Question

How do you factor the expression $6{{x}^{2}}-23x+15$?

Answer 1

Hint: As the given equation is a quadratic equation so we will use the splitting middle term method to solve the equation. In this method we will split the middle term of the equation $6{{x}^{2}}-23x+15$ such as the product of two numbers is equal to $15\times 6$ and the sum of two numbers is equal to $23$.

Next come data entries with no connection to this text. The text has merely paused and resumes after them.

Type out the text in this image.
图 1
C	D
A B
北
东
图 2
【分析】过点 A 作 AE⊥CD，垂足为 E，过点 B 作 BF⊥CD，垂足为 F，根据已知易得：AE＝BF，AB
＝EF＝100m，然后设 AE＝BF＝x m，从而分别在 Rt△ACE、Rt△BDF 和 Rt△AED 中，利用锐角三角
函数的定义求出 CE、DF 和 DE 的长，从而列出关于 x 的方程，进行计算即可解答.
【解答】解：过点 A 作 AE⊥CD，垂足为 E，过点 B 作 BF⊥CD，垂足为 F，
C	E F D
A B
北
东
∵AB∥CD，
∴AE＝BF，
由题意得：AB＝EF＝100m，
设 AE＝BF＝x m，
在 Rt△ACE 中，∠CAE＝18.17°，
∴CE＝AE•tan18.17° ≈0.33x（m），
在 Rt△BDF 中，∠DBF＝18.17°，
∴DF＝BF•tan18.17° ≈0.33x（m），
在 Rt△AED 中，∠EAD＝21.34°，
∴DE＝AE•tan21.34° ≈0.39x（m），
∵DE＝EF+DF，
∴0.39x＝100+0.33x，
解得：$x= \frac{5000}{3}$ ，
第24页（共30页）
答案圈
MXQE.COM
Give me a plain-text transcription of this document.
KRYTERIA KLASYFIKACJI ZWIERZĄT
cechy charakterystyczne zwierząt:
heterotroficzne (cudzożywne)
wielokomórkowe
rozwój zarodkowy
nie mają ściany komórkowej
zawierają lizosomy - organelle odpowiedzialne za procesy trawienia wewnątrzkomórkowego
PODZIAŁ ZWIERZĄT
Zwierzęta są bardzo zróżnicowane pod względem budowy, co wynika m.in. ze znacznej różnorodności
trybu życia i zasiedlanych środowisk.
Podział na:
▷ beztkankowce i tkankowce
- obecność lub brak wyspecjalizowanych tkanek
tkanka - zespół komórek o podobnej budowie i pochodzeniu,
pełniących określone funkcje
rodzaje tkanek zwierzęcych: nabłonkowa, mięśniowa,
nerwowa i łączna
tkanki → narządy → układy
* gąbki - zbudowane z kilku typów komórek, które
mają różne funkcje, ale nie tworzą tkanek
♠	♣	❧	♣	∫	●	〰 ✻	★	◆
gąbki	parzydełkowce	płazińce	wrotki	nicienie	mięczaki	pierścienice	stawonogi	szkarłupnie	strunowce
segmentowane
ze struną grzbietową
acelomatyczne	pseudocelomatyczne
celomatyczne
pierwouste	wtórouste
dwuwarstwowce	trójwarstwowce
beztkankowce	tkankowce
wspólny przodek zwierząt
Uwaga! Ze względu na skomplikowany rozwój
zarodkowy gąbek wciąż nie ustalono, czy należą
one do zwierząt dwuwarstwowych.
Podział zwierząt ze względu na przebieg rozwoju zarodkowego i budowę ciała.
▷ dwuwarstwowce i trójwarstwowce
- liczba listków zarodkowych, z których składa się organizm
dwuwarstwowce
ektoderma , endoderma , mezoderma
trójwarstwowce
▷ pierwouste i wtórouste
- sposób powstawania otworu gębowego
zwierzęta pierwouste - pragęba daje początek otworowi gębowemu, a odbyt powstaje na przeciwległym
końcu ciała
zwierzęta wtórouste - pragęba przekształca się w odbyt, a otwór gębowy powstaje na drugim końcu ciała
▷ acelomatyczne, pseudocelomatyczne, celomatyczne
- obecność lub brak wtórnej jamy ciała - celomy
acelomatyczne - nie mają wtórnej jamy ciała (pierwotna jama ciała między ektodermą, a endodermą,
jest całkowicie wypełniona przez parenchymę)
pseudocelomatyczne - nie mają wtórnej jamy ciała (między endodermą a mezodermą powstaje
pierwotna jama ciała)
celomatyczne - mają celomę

Complete step by step solution:
We have been given an equation $6{{x}^{2}}-23x+15$.
We have to find the factors of the given equation.
$\Rightarrow 6{{x}^{2}}-23x+15$
Now, we will use the split middle term method. We have to find two numbers such as the product of two numbers is equal to $a\times c=6\times 15=90$ and their sum is equal to $b=23$.
So we will use two numbers as 18 and 5.
So splitting the middle term we will get
$\Rightarrow 6{{x}^{2}}-\left( 18x+5x \right)+15$
Now, simplifying the above obtained equation we will get
$\Rightarrow 6{{x}^{2}}-18x-5x+15$
Now, taking the common terms out we will get
$\Rightarrow 6x\left( x-3 \right)-5\left( x-3 \right)$
Now, again taking common factors out we will get
$\Rightarrow \left( 6x-5 \right)\left( x-3 \right)$
Hence we get the factors of the given equation as $\left( 6x-5 \right)\left( x-3 \right)$.

Note: To solve a quadratic equation splitting the middle term method is the easiest way. Alternatively we can use completing the square method to solve the equation. For this we have to add or subtract a number from the equation such that the constant term becomes a perfect square. Then we will simplify the LHS of the obtained equation and solve the equation for x.